The woman, now 33, testified Tuesday afternoon that Ashley pushed her into the bathroom on three occasions and that she gave him oral sex each time to prevent him from having vaginal sex with her.
She said she initially kept silent about what happened but eventually broke down and told a crisis respite unit representative on Feb. 15, 2016, the day she was to be discharged.
D’Avignon told jurors in opening statements that the woman wasn’t initially believed.
“Four days after she reported it, JPS sent her a letter that said, ‘We’re sorry your stay wasn’t so great but we find your claims unsubstantiated,’” D’Avignon said.
But, D’Avignon said, results from a sexual assault examination would reveal the next month that the woman was telling the truth when Ashley’s semen was found on one of the swab samples taken from the woman’s body.
Ashley looked at jurors Tuesday afternoon as he pleaded not guilty to the three counts for which he stands accused. His defense attorney did not give an opening statement Tuesday.
The woman told jurors that she’d taken an overdose of Zoloft, an anti-depressant drug, in February 2016 after arguing with her grandparents and being told she’d have to move out.
When she told her grandparents and children what she’d done, her grandparents called police, and she was taken to the psychiatric ward of John Peter Smith Hospital.
The woman said she later met Ashley while she was a patient at Trinity Springs Pavilion, the in-patient unit next door to the hospital.
“He was very kind, very charming person,” she testified. “He seemed attentive to all my needs.

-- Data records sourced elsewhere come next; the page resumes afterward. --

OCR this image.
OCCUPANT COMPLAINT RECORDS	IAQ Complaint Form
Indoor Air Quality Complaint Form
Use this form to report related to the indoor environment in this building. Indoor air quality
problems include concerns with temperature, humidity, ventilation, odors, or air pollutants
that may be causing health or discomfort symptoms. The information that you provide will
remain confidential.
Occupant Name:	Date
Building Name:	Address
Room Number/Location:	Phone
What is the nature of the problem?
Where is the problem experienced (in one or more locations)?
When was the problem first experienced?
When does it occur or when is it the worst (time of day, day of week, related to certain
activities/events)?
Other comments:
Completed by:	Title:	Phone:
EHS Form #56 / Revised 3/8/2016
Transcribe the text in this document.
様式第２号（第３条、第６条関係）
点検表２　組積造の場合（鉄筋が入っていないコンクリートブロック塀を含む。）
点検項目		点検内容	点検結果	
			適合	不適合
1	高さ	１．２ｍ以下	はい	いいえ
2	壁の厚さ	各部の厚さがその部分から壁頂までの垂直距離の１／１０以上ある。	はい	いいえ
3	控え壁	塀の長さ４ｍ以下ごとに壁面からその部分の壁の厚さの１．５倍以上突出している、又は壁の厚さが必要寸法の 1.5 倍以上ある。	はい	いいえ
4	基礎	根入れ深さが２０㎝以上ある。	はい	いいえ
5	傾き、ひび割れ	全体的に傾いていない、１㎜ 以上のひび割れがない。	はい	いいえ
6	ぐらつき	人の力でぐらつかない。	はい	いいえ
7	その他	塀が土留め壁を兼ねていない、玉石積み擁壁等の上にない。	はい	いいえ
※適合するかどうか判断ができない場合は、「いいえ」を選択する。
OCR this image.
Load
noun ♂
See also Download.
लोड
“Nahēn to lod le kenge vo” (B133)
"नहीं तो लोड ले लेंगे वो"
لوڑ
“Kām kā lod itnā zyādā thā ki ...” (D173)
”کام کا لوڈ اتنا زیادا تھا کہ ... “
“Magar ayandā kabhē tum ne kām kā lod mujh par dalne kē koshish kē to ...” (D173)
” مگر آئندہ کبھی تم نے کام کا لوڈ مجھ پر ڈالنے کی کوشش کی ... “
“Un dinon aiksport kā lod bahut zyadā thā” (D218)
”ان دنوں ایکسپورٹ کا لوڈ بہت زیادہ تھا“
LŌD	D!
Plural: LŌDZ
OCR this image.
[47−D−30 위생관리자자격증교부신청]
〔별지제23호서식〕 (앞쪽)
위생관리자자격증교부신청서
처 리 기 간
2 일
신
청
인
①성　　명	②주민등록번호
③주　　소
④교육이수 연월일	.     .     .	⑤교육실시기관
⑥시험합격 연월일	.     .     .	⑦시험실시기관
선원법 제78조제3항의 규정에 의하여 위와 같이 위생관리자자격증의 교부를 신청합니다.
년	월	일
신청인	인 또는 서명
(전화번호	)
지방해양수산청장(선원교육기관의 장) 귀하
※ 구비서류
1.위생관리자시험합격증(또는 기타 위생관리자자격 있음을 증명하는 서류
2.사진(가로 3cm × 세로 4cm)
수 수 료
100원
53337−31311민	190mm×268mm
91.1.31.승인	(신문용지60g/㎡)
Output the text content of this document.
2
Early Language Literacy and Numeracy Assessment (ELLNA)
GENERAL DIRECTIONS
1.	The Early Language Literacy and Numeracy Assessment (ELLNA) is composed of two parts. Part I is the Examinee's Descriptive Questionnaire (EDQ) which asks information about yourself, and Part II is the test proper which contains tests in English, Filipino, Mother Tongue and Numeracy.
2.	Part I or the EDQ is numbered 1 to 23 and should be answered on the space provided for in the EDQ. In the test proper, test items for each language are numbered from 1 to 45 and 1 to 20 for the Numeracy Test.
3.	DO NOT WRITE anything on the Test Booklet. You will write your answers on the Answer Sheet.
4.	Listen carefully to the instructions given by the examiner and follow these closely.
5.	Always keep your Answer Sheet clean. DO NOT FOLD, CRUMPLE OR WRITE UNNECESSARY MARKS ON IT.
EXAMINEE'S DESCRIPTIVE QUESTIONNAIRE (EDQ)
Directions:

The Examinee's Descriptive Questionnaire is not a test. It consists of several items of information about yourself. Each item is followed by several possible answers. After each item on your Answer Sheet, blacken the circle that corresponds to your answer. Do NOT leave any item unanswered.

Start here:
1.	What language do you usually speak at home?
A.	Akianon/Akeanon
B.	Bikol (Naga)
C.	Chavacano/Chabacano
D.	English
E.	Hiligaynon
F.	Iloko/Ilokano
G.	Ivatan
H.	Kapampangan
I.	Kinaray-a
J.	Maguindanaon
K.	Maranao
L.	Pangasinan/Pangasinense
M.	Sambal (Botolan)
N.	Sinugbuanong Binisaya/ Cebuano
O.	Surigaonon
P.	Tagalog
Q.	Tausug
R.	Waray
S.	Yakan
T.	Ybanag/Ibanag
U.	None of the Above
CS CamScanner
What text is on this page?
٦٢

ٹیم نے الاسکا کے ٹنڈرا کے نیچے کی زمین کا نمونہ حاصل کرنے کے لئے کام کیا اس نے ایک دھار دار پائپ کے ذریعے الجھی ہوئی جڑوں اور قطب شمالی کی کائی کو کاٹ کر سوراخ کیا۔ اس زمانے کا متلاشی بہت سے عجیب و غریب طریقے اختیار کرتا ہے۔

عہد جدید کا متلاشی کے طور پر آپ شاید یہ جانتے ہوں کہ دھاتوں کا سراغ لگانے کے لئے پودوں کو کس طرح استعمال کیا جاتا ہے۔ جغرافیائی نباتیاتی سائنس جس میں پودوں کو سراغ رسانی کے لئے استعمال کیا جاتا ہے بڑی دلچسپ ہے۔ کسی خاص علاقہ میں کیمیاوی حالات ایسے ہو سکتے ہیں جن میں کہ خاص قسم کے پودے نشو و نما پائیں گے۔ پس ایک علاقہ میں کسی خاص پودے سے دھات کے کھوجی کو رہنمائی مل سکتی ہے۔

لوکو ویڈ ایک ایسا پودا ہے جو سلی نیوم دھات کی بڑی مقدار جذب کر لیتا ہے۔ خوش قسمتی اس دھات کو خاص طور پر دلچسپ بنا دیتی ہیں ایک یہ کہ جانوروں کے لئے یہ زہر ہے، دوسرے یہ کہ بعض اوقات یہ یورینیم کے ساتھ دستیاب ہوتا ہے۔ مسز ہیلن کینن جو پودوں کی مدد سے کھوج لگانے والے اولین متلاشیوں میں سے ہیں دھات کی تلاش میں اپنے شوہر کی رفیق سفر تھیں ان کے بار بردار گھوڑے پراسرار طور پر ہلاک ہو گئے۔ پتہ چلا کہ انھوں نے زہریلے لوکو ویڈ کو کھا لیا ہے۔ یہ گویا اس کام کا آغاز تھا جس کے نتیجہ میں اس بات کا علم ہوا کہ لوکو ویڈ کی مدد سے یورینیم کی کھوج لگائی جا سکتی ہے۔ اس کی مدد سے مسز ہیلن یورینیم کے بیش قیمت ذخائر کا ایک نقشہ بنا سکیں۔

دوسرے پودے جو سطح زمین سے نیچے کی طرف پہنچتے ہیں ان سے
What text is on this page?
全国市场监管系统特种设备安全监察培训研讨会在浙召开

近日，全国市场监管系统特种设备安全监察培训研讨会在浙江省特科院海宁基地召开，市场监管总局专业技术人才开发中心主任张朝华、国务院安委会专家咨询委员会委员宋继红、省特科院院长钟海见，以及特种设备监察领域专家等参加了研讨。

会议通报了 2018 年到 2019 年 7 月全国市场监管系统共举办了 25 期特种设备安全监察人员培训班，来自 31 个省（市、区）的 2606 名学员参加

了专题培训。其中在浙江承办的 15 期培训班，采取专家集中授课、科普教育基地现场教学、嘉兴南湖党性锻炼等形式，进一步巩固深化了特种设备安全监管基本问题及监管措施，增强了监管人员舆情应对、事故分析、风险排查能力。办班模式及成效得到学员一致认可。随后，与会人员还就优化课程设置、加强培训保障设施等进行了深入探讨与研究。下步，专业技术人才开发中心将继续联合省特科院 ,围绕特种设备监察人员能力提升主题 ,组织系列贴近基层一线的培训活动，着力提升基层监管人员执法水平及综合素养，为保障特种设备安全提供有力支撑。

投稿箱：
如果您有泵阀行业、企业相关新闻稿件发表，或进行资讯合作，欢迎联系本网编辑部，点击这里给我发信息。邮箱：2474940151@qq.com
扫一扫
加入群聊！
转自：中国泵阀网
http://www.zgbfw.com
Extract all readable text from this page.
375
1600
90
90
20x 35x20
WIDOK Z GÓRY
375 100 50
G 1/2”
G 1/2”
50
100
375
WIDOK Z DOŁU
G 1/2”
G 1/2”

He was always checking up on me.”
Because she didn’t have a lot of support in her life, the woman told jurors, “I felt special, and I felt well taken care of.”
But, the woman testified, Ashley soon crossed the line. He visited her room frequently, asking for a hug, then later a kiss on the cheek and later, on the mouth.
“Things were progressing to the point where I was uncomfortable rapidly,” she said.
She said Ashley pushed her into the bathroom, outside of the view of the hospital’s cameras, where he groped her and tried to put his hands down her pants. She said she pushed his hands away, saying she didn’t want them to get in trouble and that things had gone too far, but he told her that he’d want to date her even if she wasn’t a patient there.
Not wanting him to penetrate her, she said, she relented in giving him oral sex.
“I knew he wasn’t going to stop until he finished because I’ve been assaulted in the past before,” she testified.
But the woman said Ashley kept coming back, sexually assaulting her on two other occasions.
She said she did not tell anyone until being questioned by a crisis respite member.
“I was asked if I had been sexually assaulted in the past,” she testified. “I broke down crying and said, ‘It never ends.’”
She said that after she told the crisis respite member about what he’d done, Ashley seemed to stalk her as she waited to get her sexual assault examination. She said she was terrified when hospital employees left her in a wheelchair, where Ashley had access to her, while the employees went to have lunch.
“Everywhere I went, he was there saying, ‘Please don’t tell,’” the woman told jurors.
On cross examination, defense attorney Ray Jackson focused many of his questions on the woman’s drug abuse and indicated she had reportedly taken meth just prior to her hospitalization — something she denied. He also questioned whether the woman was really trying to commit suicide since she told her grandparents she had taken the pills, knowing they’d get her help.
“I wanted to really die,” she answered.
But the woman’s testimony soon became rambling as she talked about how she believed God saved her from death that day. When Jackson asked more about that, the woman testified that she was awakened in JPS by the voice of the angel Gabriel, who gave her a new name, Abrael.
“God told me he was going to use me for a work for the United States of America,” she testified.
Under Jackson’s questions, the woman testified that she believes God gave her a word of prophecy and that she’s being used as a tool because federal agents are invading Jesus’ airspace.
“I’m sorry that sounds insane but that’s what I’ve been working on,” she testified. “... I wouldn’t lie to no jury, and I wouldn’t lie to Jesus, either.”
The woman said she hadn’t discussed prophetic or religious matters when she talked to officials about what Ashley had done to her.